« Mieux vaut tard que jamais », tels sont enfin les propos tenus par ceux qui sont pragmatiques, lorsqu’ils ont appris l’information sur la remise  de la lettre de démission du premier ministre et  de son gouvernement au Président de la République. Dans le camp adverse, on estime que l’attente a été longue, une anomalie politique qui sous tend que le Président de la République Faure Gnassingbé serait mal élu. Tout compte fait, la démission est acceptée et le peuple attend la formation d’un nouveau gouvernement. Quoi qu’on dise le Togo parcoure une crise politique qui inquiète plus d’un. L’environnement politique devient de plus en plus confus avec une opposition divisée en interne. Le débat politique n’existe presque pas. Une situation politique qui devient fade. Or, les idées contradictoires qui fondent les principes démocratiques à travers des manifestations de l’opposition sont quasiment absentes. Le parti au pouvoir n’a plus véritablement d’adversaires sur le terrain politique parce qu’il verrouille tout l’espace de liberté politique, ce qui permet d’occuper tout le terrain politique. Un danger pour le processus démocratique avec l’installation d’institutions fortes de la République. Cependant, rien n’est serein aussi dans cette formation où des assassinats et morts suspects sont permanemment enregistrés. Le climat est probablement lourd au sein de cette formation politique dont le Président se cache depuis la proclamation du suffrage universel par la Cour Constitutiannel dont le président a loué ce dernier et l’a félicité pour son bilan qu’il trouve positif, compromettant ainsi le caractère de neutralité de cette institution.

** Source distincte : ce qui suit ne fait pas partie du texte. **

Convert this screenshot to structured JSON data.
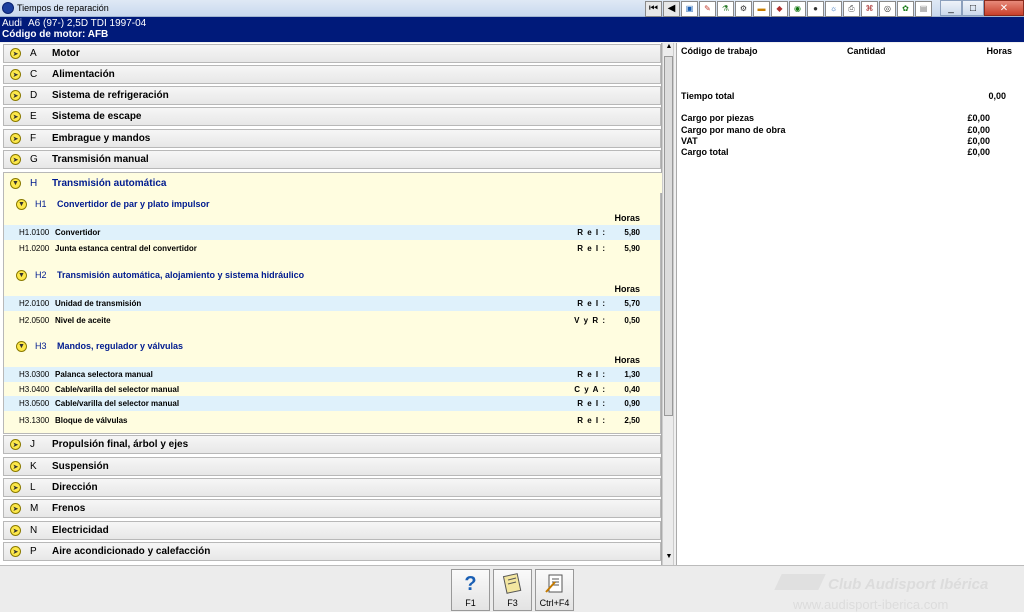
{
  "window": {
    "title": "Tiempos de reparación"
  },
  "header": {
    "make": "Audi",
    "model": "A6 (97-) 2,5D TDI 1997-04",
    "engine_code": "Código de motor: AFB"
  },
  "toolbar": {
    "icons": [
      "first-page-icon",
      "prev-page-icon",
      "vehicle-icon",
      "tools-icon",
      "lubricant-icon",
      "engine-icon",
      "battery-icon",
      "belt-icon",
      "car-front-icon",
      "tire-icon",
      "settings-icon",
      "printer-icon",
      "diagram-icon",
      "camera-icon",
      "wheel-icon",
      "document-icon",
      "minimize-icon",
      "maximize-icon",
      "close-icon"
    ]
  },
  "categories_top": [
    {
      "code": "A",
      "name": "Motor"
    },
    {
      "code": "C",
      "name": "Alimentación"
    },
    {
      "code": "D",
      "name": "Sistema de refrigeración"
    },
    {
      "code": "E",
      "name": "Sistema de escape"
    },
    {
      "code": "F",
      "name": "Embrague y mandos"
    },
    {
      "code": "G",
      "name": "Transmisión manual"
    }
  ],
  "expanded": {
    "code": "H",
    "name": "Transmisión automática",
    "groups": [
      {
        "code": "H1",
        "name": "Convertidor de par y plato impulsor",
        "horas": "Horas",
        "items": [
          {
            "code": "H1.0100",
            "name": "Convertidor",
            "op": "R e I :",
            "hours": "5,80"
          },
          {
            "code": "H1.0200",
            "name": "Junta estanca central del convertidor",
            "op": "R e I :",
            "hours": "5,90"
          }
        ]
      },
      {
        "code": "H2",
        "name": "Transmisión automática, alojamiento y sistema hidráulico",
        "horas": "Horas",
        "items": [
          {
            "code": "H2.0100",
            "name": "Unidad de transmisión",
            "op": "R e I :",
            "hours": "5,70"
          },
          {
            "code": "H2.0500",
            "name": "Nivel de aceite",
            "op": "V y R :",
            "hours": "0,50"
          }
        ]
      },
      {
        "code": "H3",
        "name": "Mandos, regulador y válvulas",
        "horas": "Horas",
        "items": [
          {
            "code": "H3.0300",
            "name": "Palanca selectora manual",
            "op": "R e I :",
            "hours": "1,30"
          },
          {
            "code": "H3.0400",
            "name": "Cable/varilla del selector manual",
            "op": "C y A :",
            "hours": "0,40"
          },
          {
            "code": "H3.0500",
            "name": "Cable/varilla del selector manual",
            "op": "R e I :",
            "hours": "0,90"
          },
          {
            "code": "H3.1300",
            "name": "Bloque de válvulas",
            "op": "R e I :",
            "hours": "2,50"
          }
        ]
      }
    ]
  },
  "categories_bottom": [
    {
      "code": "J",
      "name": "Propulsión final, árbol y ejes"
    },
    {
      "code": "K",
      "name": "Suspensión"
    },
    {
      "code": "L",
      "name": "Dirección"
    },
    {
      "code": "M",
      "name": "Frenos"
    },
    {
      "code": "N",
      "name": "Electricidad"
    },
    {
      "code": "P",
      "name": "Aire acondicionado y calefacción"
    }
  ],
  "summary": {
    "col_code": "Código de trabajo",
    "col_qty": "Cantidad",
    "col_hours": "Horas",
    "total_time_label": "Tiempo total",
    "total_time": "0,00",
    "parts_label": "Cargo por piezas",
    "parts": "£0,00",
    "labour_label": "Cargo por mano de obra",
    "labour": "£0,00",
    "vat_label": "VAT",
    "vat": "£0,00",
    "total_label": "Cargo total",
    "total": "£0,00"
  },
  "footer": {
    "f1": "F1",
    "f3": "F3",
    "ctrlf4": "Ctrl+F4"
  },
  "watermark": {
    "line1": "Club Audisport Ibérica",
    "line2": "www.audisport-iberica.com"
  }
}
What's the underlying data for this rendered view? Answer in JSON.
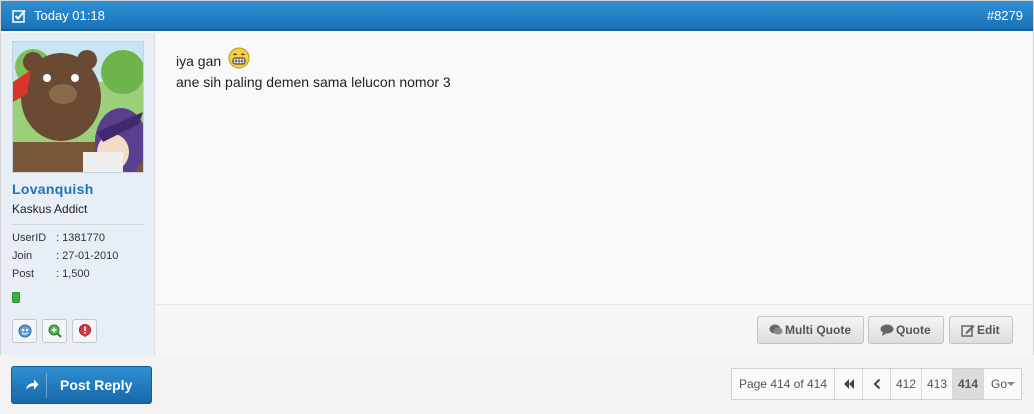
{
  "post": {
    "timestamp": "Today 01:18",
    "number": "#8279",
    "message_line1": "iya gan",
    "message_line2": "ane sih paling demen sama lelucon nomor 3"
  },
  "user": {
    "name": "Lovanquish",
    "rank": "Kaskus Addict",
    "userid_label": "UserID",
    "userid_value": ": 1381770",
    "join_label": "Join",
    "join_value": ": 27-01-2010",
    "post_label": "Post",
    "post_value": ": 1,500",
    "icons": [
      "profile-icon",
      "add-friend-icon",
      "report-icon"
    ]
  },
  "actions": {
    "multi_quote": "Multi Quote",
    "quote": "Quote",
    "edit": "Edit"
  },
  "footer": {
    "post_reply": "Post Reply",
    "page_info": "Page 414 of 414",
    "pages": [
      "412",
      "413",
      "414"
    ],
    "current_page": "414",
    "go": "Go"
  },
  "colors": {
    "header_blue": "#1a73b8",
    "username_blue": "#1e75b6",
    "reputation_green": "#3cb043"
  }
}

L’ultime question qui se pose à l’orée de la formation du gouvernement est celle-ci:« Ce gouvernement sera-t-il d’union, ou de cogestion ? ». La triste réalité, c’est que le parti au pouvoir n’a plus d’adversaires politiques sur le terrain. Même l’ANC qui prétend être le vrai parti d’opposition souffre de popularité à cause du flou kafkaïen que leurs dirigeants ont entretenu pendant plusieurs années en trompant ce peuple par leur politique spectacle. D’ailleurs, personne ne peut dénier l’implication des hauts cadres de ce parti dans l’affaire « Wacem Gate ». C’est la raison pour laquelle, certains observateurs politiques pensent que l’ANC négocierait déjà son entrée dans le prochain gouvernement. Ce parti a-t-il le choix, puisqu’il n’a plus la confiance de ce peuple qui reconnait être grugé par J. P. Fabre et les siens pendant un moment. Aujourd’hui, beaucoup de gens s’accordent à dire que ce gouvernement en gestation verrait l’entrée de certains cadres de l’Alliance Nationale pour le Changement (ANC), comme la Convergence du Peuple Panafricain (CPP), le Comité d’Action pour le Renouveau (CAR), la Convention Démocratique des Peuples Africains (CDPA), le Parti Démocratique pour le Renouveau (PDR), le NID, l’Union des Démocrates Socialistes-TOGO (UDS), l’Union des Forces du Changement (UFC), dont les hauts cadres ont déjà expérimenté ces gouvernements de compromission politique.

Toujours est-il que le gouvernement qui va naître bientôt ne se départira pas des précédents pour ses tâches régaliennes, dont l’exécution paraît difficile pour changer le quotidien des Togolais. Tous vont habituellement dans ces gouvernements comme dans une mangeoire pour profiter des délices du pouvoir. L’opinion togolaise a l’impression que lorsque des opposants  rentrent dans de tel gouvernement, ils se font une santé financière. Soit ! Cependant, il faut reconnaître qu’ils n’ont aucune marge de manœuvre pour travailler avec abnégation et intégrité à chaque fois qu’ils rentrent dans de tels gouvernements RPT-UNIR. Pourquoi ne démissionnent-ils pas, s’ils sont empêchés dans leur fonction ?, une question qui revient sur toutes les lèvres. Finalement, à défaut de démissionner, ils se complaisent généralement des magouilles financières, dont ils tirent, à part les ministres du parti au pouvoir, profit. Ainsi, au lieu de servir le peuple, les ministres issus de l’opposition se servent eux-mêmes en refusant de défendre les intérêts nationaux. Le sort du peuple est relégué au second plan.                         

En définitive, ce gouvernement, dont l’accouchement paraît douloureux, aura-t-il le mérite de servir réellement le peuple togolais en privilégiant la bonne gouvernance ? That’s the question.